40% of Amazon sellers got punished last quarter. They watched organic placement collapse with no listing changes, no policy violations, no warning email. Most blamed the ad auction. They were wrong.
The metric is NetPPM. Net Pure Product Margin. If you are not tracking it at the ASIN level, Amazon's algorithm is grading your catalog against a number you cannot see.
What NetPPM Actually Is
NetPPM is what Amazon clears on your product after referral fees, FBA fulfillment, returns, allowances, and promotional funding. Strip it down. It is how much money Amazon makes when Amazon sells your SKU.
Amazon is a marketplace.
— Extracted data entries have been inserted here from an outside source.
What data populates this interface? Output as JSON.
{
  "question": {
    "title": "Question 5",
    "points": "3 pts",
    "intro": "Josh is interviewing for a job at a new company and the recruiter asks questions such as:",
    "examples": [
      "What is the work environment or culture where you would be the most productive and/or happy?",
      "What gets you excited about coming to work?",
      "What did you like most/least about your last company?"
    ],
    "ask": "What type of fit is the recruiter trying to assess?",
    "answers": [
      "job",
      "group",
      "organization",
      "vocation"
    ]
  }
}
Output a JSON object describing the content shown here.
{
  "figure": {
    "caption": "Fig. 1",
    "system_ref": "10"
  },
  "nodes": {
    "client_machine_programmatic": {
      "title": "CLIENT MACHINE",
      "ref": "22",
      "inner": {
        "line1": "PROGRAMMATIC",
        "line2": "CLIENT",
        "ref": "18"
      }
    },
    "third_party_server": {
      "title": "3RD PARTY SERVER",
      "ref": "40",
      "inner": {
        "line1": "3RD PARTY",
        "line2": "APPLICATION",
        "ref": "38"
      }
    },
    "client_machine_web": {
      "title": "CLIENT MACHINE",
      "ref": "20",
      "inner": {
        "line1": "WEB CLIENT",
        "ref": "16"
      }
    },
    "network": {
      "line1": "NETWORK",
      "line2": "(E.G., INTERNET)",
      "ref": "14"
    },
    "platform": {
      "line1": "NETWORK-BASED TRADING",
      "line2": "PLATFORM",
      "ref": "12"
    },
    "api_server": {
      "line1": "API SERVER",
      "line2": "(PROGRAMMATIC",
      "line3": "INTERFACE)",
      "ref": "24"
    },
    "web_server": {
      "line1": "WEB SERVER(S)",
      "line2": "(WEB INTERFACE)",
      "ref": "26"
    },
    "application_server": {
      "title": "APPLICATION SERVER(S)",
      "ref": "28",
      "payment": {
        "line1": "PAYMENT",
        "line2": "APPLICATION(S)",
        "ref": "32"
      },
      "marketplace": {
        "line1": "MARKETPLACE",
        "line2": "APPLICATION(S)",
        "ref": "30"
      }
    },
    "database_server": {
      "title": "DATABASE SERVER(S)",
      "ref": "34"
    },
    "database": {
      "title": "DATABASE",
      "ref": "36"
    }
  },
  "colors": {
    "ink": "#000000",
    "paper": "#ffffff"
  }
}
It is also a retailer with margin targets. Retailers reward products that pay rent. Better placement. Lower CPC on sponsored. More organic real estate. The mechanism is not subtle.
The brands winning the last two algorithm cycles do not have the best products. They have the cleanest NetPPM profiles. Different problem.
The Bifurcation Event
Q1 2025 SP-API data split the field. Brands above category NetPPM average pulled ahead on three vectors.
Organic placement up 15 to 25% on top-10 ASINs. Sponsored CPC down 8 to 12% for equivalent slots. Buy Box win rate climbing on contested ASINs.
Below the line, the inverse. Most of those sellers blamed competitors, ads, or "the algorithm." None of them looked at their own margin profile.
What the 60% Did Differently
Discipline. They manage margin at the ASIN level. Not the account level. Not the brand level. The SKU.
That means knowing the Amazon-realized NetPPM on every active ASIN in the catalog. Internal COGS margin does not count. The number that matters is what Amazon books after platform costs, and most sellers cannot produce it on demand.
With that number in hand, the decisions get easier. Retire low-NetPPM ASINs. Reprice the salvageable ones. Push ad spend disproportionately into high-NetPPM SKUs. The compounding kicks in fast. More ad dollars on high-margin units. More profitable revenue. Better account-level NetPPM. Better organic placement. Repeat.
It is not a secret. It is a habit most brands do not run.
The Benchmark: Where Does Your Catalog Stand?
Category averages move in wide bands. Home goods sit between 18 and 24%. Apparel runs 12 to 18% because returns eat the spread. Electronics in contested subcategories can drop to 8%.
You cannot grade your catalog without the category line. Below it, the algorithm is already working against you. Quietly. No notification. No appeal.
Three Questions to Pressure-Test
What is your Amazon-realized NetPPM on your top 10 ASINs by revenue right now, this week, without asking finance?
Which of your bottom-quartile NetPPM SKUs is still receiving sponsored spend, and what is the rationale beyond habit?
If category NetPPM benchmarks shifted 200 basis points tomorrow, would your team know within 30 days or 90?